Nazan Moroğlu istatistiklerle anlaşılmazlığa yelken açmak yerine daha yerinde analizler yapmalıydı.
Kadın cinayetleri neden artıyor ve arkasında neler var?
Kadın cinayetlerine paralel olarak kadınlarla ilgili tuhaf açıklamalar rastlantı mıdır?
Bir dönemde her gün yapılan başörtüsü eylemleri AKP iktidara gelince aniden kesilivermişti.
Kadın cinayetlerinin kesilmesi için ne gerekiyor?
Av.
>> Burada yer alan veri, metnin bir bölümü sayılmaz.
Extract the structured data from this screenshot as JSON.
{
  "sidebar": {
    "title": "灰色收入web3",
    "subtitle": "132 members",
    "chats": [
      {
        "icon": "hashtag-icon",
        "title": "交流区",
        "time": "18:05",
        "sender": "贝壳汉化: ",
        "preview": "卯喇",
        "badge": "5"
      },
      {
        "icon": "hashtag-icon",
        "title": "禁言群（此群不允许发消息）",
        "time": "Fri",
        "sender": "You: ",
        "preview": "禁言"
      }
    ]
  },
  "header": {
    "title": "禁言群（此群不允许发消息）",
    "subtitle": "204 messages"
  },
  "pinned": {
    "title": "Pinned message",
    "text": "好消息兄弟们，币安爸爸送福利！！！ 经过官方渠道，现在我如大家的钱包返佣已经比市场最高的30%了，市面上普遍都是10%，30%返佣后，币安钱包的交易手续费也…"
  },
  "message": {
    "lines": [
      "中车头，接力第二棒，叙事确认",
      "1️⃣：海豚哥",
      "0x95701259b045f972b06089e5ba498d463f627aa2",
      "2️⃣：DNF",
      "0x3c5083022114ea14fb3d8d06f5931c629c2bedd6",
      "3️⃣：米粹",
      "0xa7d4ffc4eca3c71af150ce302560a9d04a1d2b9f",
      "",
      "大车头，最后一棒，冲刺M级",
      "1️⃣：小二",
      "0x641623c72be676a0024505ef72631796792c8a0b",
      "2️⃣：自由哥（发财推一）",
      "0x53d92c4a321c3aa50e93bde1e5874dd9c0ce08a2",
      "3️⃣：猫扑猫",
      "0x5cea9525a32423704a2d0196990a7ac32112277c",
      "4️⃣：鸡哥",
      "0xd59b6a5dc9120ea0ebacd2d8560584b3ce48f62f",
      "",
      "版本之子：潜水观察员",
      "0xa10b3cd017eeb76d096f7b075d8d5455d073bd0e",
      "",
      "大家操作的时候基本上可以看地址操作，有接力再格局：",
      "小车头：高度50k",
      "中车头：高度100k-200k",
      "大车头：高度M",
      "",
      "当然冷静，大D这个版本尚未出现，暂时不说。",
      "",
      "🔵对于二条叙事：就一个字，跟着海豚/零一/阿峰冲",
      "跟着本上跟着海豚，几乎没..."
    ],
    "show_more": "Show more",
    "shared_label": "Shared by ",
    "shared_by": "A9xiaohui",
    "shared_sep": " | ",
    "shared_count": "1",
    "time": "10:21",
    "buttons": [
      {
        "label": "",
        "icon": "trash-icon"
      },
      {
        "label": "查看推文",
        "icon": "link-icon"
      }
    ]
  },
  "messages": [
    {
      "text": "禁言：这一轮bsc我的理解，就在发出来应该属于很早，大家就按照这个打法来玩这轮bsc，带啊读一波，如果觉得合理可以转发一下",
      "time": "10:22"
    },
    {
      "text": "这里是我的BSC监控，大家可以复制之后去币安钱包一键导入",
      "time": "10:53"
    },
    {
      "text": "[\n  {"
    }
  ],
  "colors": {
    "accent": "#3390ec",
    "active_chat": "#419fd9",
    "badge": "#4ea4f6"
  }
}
Nazan Moroğlu dikkatini ve ilgisini bunlar üzerinde yoğunlaştırIamaz mı?
21 Ocak tarihli bir gazetenin üçüncü sayfasında üç kadın cinayet haberi vardı.
Kadına karşı şiddet sadece kadınların değil, bir insanlık sorunudur
Kadın cinayetlerinin bu kadar yaygınlaşması başka bir cinayet türünü yaygınlaştırabilir.
Erkek cinayetleri…
Yıllar önce, her gün kocasından dayak yiyen bir kadın, son dayaktan sonra canından iyice bezmiş olacak ki, bir paket yağı tavada kızdırıp horlayarak uyuyan kocasının ağzından içeri dökmüştü.
Son zamanlarda da bazı kadınların şiddetten ve aşağılamadan bıktıkları için birlikte yaşadıkları erkekleri öldürdüklerini duyuyoruz.
Kadın cinayetlerinin artması doğal olarak erkek cinayetlerinin sayısını da arttıracaktır.
Erkek ne kadar güçlü ve vahşi olursa olsun en savunmasız olduğu yer kadının yanıdır.
Erkek bunu bildiği için zayıflığını şiddet yoluyla kapatmaya çalışmaktadır.
Duygusal şiddet, fiziksel şiddet, cinsel şiddet ve ekonomik istismar kadınların kaderi olamaz.
Kadın dernekleri erkek şiddetini ve tacizini önlemek için sürekli savunma halindeler.
En iyi savunma saldırıdır.
Kadınlar erkeklere karşı savunmada kaldıkları sürece tehdit, taciz ve ölüm kaçınılmaz olacaktır.
Öncelikle siyasette kadınların ağırlığı olmalıdır.
Kadınların siyasette etkinliği erkeklerin keyfine bırakıldığı sürece kadın cinayetleri önlemez.
Bu işin sonunda gazete sayfalarında sayısı her gün artan erkek cinayetleri görmeye başlayacağız.
İş öldürmeye kalırsa kadınlar daha güzel fırsatlar yakalar fakat çözüm böyle trajik olmamalıdır.
35 milyon kadın siyasette egemen olamıyor ve gücü erkeklere gönüllü teslim ediyorsa şiddetten, tacizden ve öldürülmekten şikayet etmeye de hakları yoktur.